Diabetic peripheral neuropathy (DPN) is one of the earliest and most common pathological manifestations of diabetes, occurring in more than 75 percent of diabetic patients. It can cause ulcerations in the cornea and skin, where it often leads to neuropathic pain and foot ulcerations that often require amputation.
A research team from Wayne State University recently published a paper in the Journal of Clinical Investigation
that provides a paradigm shift in the understanding of cellular and molecular mechanisms underlying DPN and wound healing in the treatment of corneal and skin diabetic ulcers.
‘The impairment of sensory nerve regeneration in diabetic corneas is due to decreased ciliary neurotrophic factor.’
Understanding of the development of DPN is mostly obscure, partly due to the lack of good animal models available. Because of this, immune-neuron interactions have been a major focus of researchers in the past few years. According to Fu-shin Yu, Ph.D., professor of ophthalmology and director of research at the Kresge Eye Institute of Wayne State University, the cornea is the most densely innervated mammalian tissue and is an excellent model to study the underlying mechanisms for DPN.

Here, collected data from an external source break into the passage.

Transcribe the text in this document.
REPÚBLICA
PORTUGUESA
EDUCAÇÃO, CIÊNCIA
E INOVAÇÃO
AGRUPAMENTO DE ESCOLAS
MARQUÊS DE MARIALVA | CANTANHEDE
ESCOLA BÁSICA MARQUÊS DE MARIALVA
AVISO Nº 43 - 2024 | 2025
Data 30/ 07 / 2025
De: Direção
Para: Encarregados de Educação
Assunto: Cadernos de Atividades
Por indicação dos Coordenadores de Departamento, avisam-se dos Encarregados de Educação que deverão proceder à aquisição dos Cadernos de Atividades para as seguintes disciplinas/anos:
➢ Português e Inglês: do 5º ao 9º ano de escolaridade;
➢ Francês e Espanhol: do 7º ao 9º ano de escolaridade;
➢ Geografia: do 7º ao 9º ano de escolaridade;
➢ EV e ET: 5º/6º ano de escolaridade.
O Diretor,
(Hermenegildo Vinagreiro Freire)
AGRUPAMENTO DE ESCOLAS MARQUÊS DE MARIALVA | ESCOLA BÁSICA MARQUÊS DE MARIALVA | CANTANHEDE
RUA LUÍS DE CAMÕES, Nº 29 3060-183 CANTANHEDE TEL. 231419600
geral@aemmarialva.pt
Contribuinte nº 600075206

"Using Streptozotocin-induced type I diabetes and cornea epithelial wounding experimental models, we made novel observations that may soon lead to innovative therapies to treat DPN and ulcerations of the cornea and skin in diabetic patients," said Yu.
Yu and his research team discovered that in the diabetic mouse cornea, the density of sensory nerve fibers and their endings are drastically reduced, similar to patients with DPN. Moreover, the regenerative capacity of corneal nerves following wounding is impaired in the corneas of diabetic patients compared to normal B6 mouse corneas.
This phenomenon coincided with a reduction in the number of infiltrating dendritic cells in the wounded corneas of diabetic mice, leading to the conclusion that sensory neuropathy is related to this decline in the dendritic cell population in the diabetic cornea. Furthermore, dendritic cells were found to guide the regenerating corneal sensory nerve fibers after wounding; this association is disrupted in the diabetic corneas.
Yu said the impairment of sensory nerve regeneration in diabetic corneas is due to decreased ciliary neurotrophic factor, as evidenced by the fact that dendritic cells express ciliary neurotrophic factor (CNTF) in normal and healing corneas but decrease in diabetic corneas due to the reduced infiltration of dendritic cells.
Dendritic cells mediate sensory nerve innervation and regeneration through direct cell-to-cell contact and CNTF secretion. In a diabetic cornea, hyperglycemia disrupts DC-sensory nerve interactions, resulting in the impairment of sensory nerve regeneration post-wounding and diabetic peripheral neuropathy in the cornea.
However, the process appears to be reversible. Yu further mentioned that the study showed that the application of exogenous CNTF - and, more strikingly, its soluble receptor CNTFR-alpha - can partially reverse the adverse effects of diabetes on sensory nerve and nerve regeneration. He concluded that CNTFRÎ± may be a valuable alternative to CNTF in treating neuron degenerative diseases such as DPN, as it can increase the utilization of naturally produced CNTF without undesired side effects associated with exogenously added CNTF.
"These novel findings have potential to develop new dendritic cell-based cell therapy to treat diabetic peripheral neuropathy and ulcerations in the cornea and skin," Yu concluded.